I'm working on an environment that is exhibiting a troubling issue. The cluster is made up of the following:
vSAN 6.6 (upgraded from 6.5)
5 hosts w/
12 x 4TB spindles
2 x 2TB NVMe PCIe cards
10Gb vSAN network
Standard vSAN storage policy with FTT=1 and very little reserved cache
Datacenter virtualization only
There are three significant (30TB+ each) workloads in this cluster along with various other typically sized workloads.
The cluster is working fantastic from a day to day performance perspective. However, when the workloads were initially populated, things became VERY un-balanced and a significant amount of congestion was introduced (though the end users did not notice an impact). CLOMD additionally had issues on one of the hosts which compounded the balance trouble. Much of the CLOMD issues have been resolved, and we ended up removing a host and allowing the resync to rebuild the redundancy (at the request of Support). The removed host was then re-added and allowed to sync. Proactive re-balance was initiated to start to get the added host balanced.

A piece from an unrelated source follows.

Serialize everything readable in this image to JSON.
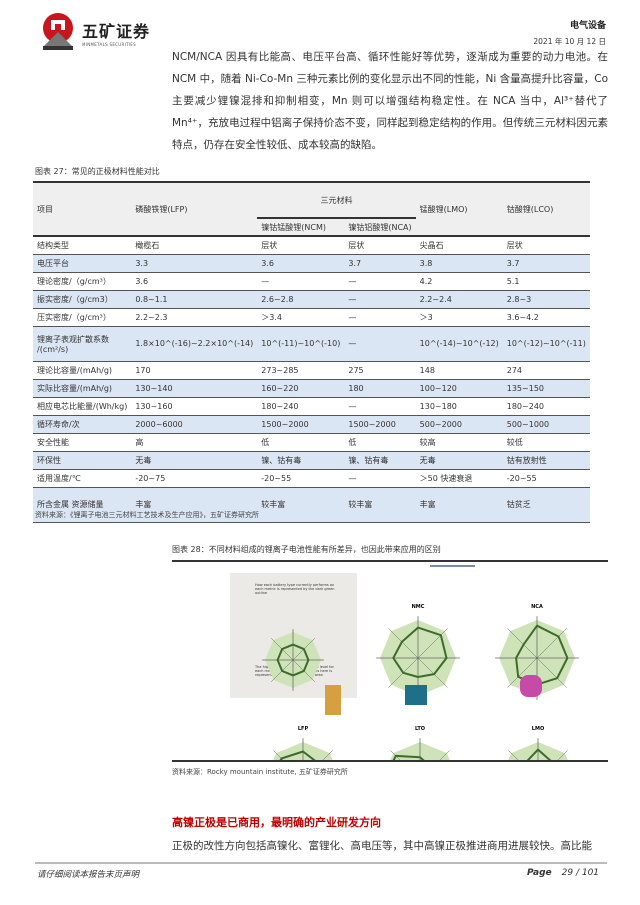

However, one of the other hosts remains unbalanced to the point of initiating Reactive Balancing. My first theory was that CLOMD was causing issues on that host too, but it's definitely running. It seems that the Reactive Balancing is extremely slow and unable to keep up with change on the disks (whereas Proactive seems to make headway). In fact, I see the Data To Be Moved seems to be increasing on those disks. It's becoming a bit of a concern as one of those disks only has 2% free space now and 8 of the 12 disks on the one host show capacity warnings.
So, here are my questions; is there a way to prioritize the rebalancing (particularly the reactive version)? Does anyone have suggestions on freeing up space on that one, unbalanced host? It seems as though when a disk is reactive balancing, it does not participate in proactive rebalancing.
Any suggestions would be appreciated. Thanks all!